The US and Australia have prevented Huawei from building networks in their own countries due to concerns over national security.

However, the negative publicity around potential spying by the Chinese government has not stopped Huawei making inroads into the consumer markets in those countries.

Harling told Newsroom that information derived from Facebook showed Huawei was taking customers off both Apple and Samsung and its year-on-year growth worldwide was 35 percent.

“The main reason Apple users are coming over is battery life, while Samsung users wantt a better camera.”

Huawei is pouring billions into research and development – $45 billion in the last 10 years according to Harling – in the quest to get the jump on Apple, Samsung and Google.

Nine of its 16 R & D centres are outside China. Its design work is done at its centre in Paris, camera technology in Germany with its partner Leica, and research into algorithms is carried out in Russia.

Being number one in the Chinese market gives Huawei a tremendous economic base from which to launch its assault but its executives know that it is still a fair way behind Apple and Samsung in brand awareness and desirability.

Ada Xu, Huawei’s head of global public relations, said the company planned to put a lot more investment into fashion, entertainment and style to appeal to female buyers.

“Women want something beautiful and are more emotional when they buy a phone.”

In New Zealand, Huawei has teamed up with local fashion designer Zambesi to help it in the image stakes and recently launched the Mate 10 phone in the showrooms of a local Porsche dealer.

While Huawei executives are reluctant to discuss it, they don’t disagree with the view that the company’s name is a handicap.

It’s hard to pronounce and few non-Chinese know what it means. The Cantonese pronunciation is “Wah-Way” and the Mandarin is “Hwa-Way”.

If the founders had their time over again they would probably choose another name.

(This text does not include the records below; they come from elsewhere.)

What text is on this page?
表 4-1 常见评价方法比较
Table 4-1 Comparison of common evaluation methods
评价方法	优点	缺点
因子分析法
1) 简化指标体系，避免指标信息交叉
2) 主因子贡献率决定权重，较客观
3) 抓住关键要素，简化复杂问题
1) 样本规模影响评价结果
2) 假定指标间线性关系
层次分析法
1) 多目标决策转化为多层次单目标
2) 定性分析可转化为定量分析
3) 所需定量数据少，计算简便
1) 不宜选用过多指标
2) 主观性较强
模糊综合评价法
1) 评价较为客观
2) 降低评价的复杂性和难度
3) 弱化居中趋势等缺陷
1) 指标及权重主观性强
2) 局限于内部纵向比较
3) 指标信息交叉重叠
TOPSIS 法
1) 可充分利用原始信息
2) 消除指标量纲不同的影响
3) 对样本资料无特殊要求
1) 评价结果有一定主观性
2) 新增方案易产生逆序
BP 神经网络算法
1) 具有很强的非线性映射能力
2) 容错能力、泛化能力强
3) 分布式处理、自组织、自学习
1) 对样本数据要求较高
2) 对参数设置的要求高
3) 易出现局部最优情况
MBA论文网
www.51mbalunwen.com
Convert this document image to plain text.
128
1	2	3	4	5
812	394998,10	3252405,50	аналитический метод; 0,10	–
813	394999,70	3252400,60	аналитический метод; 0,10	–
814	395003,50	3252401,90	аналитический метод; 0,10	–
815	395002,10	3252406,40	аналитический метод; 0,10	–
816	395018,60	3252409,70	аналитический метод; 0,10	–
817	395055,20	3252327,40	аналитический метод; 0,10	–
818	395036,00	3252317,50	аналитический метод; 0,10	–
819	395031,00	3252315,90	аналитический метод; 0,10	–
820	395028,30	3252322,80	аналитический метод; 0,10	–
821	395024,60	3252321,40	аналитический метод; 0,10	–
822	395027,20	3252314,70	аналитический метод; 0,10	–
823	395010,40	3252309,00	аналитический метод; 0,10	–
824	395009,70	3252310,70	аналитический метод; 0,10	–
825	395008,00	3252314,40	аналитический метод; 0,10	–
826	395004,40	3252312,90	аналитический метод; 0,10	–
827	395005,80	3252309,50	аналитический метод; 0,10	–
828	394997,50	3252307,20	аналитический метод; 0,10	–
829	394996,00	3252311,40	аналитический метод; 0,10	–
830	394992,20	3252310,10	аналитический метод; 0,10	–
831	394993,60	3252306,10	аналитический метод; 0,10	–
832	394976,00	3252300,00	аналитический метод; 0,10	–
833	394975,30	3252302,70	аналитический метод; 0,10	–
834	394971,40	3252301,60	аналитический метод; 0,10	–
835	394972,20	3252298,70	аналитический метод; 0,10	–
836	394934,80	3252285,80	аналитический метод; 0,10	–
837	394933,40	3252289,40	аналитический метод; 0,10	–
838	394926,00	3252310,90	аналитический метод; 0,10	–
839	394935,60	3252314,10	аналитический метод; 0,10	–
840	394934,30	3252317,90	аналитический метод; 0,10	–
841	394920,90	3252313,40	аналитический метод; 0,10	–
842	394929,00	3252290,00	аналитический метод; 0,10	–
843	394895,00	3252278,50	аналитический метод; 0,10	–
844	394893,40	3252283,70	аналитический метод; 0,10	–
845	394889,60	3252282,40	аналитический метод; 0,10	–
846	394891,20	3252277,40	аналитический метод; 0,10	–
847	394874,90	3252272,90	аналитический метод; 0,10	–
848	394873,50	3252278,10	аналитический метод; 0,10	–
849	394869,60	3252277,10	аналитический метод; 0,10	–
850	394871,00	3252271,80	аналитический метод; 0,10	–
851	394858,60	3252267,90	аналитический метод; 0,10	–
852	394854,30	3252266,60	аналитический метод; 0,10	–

Xu said the name came from two Chinese words put together and essentially means “excellence”. Other interpretations say it means “Chinese Achievement”.

As a recent Huawei marketing video rather pointedly suggests: “It is time the world learned to say Huawei.”

That might be so, but whether it does or not will be a true test of Huawei’s marketing and PR skills.

Mark Jennings travelled to China as a guest of Huawei.